There's a kind of Brownian motion to life that randomly buffets you in myriad small and large ways, directing you down this path, down that. On my own for two weeks I get up between 6.45 and 7.15 am then walk into town for coffee, listening to New Yorker short stories or In Our Time podcasts, or just walking for the familiar sights and smells and for the sense of power that I get from my legs (really!), propelling me along. Today I listened to In Our Time on James Joyce's Ulysses and so I've picked up my re-reading of it again - there's something so luscious and so peaceful and so energetic all at the same time about Joyce's prose.
You can't say the same about Sylvia Plath's Journals, least not about any of the entries for 1950 that I have been reading - well there is lusciousness, there is energy, but there is no peace. It is the fiercely intelligent journal of an adolescent girl / woman who is aware of her powers, her desires, the social and cultural straps with which she is bound, and she is bursting to get out of them, but she knows she can't, she knows/thinks/ rationalizes that she must wait. Wait for what? Well that's the dilemma of adolescence and early adulthood but made so poignant in the light of her eventual suicide as an adult just thirteen years later.

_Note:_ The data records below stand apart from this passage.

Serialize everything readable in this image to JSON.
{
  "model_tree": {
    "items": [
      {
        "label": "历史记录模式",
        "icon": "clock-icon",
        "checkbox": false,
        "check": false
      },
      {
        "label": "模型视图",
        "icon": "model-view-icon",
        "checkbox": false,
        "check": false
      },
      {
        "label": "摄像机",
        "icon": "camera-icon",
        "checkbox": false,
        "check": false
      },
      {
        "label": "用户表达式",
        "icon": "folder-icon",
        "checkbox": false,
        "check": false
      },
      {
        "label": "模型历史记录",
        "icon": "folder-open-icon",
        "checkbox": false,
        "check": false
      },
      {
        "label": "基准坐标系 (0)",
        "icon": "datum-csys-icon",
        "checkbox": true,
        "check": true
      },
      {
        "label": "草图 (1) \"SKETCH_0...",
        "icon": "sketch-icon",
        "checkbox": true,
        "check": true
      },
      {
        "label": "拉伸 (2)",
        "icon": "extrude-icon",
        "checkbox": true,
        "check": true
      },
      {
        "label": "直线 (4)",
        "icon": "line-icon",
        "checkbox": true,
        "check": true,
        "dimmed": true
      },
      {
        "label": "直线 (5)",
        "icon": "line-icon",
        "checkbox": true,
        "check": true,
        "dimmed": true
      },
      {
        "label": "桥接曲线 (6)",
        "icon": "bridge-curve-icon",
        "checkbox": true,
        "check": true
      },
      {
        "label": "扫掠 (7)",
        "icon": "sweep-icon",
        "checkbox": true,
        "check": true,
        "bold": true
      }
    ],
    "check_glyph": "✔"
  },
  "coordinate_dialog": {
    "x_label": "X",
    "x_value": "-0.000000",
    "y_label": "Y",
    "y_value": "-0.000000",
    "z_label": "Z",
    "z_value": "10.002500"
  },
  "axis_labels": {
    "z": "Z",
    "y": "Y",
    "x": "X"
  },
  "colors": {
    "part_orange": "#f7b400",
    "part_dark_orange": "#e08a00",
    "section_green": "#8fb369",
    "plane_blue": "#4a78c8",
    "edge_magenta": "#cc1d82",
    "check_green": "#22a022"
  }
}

The Tolstoy letters and the Woolf diaries I have just bought and I'm just reading odd snippets. I've bought the last volume of the collected Virginia Woolf diaries as well as the selected diaries which is a bit of overkill. But then buying Sylvia Plath's Journals and Tolstoy's collected letters ( 2 volumes) on consecutive days is a bit of overkill as well. There's a little bit of time left to read Hunts in Dreams, but only a little, so I have to keep backtracking to remember what happened and who is who - lucky it's a real book and not an ebook.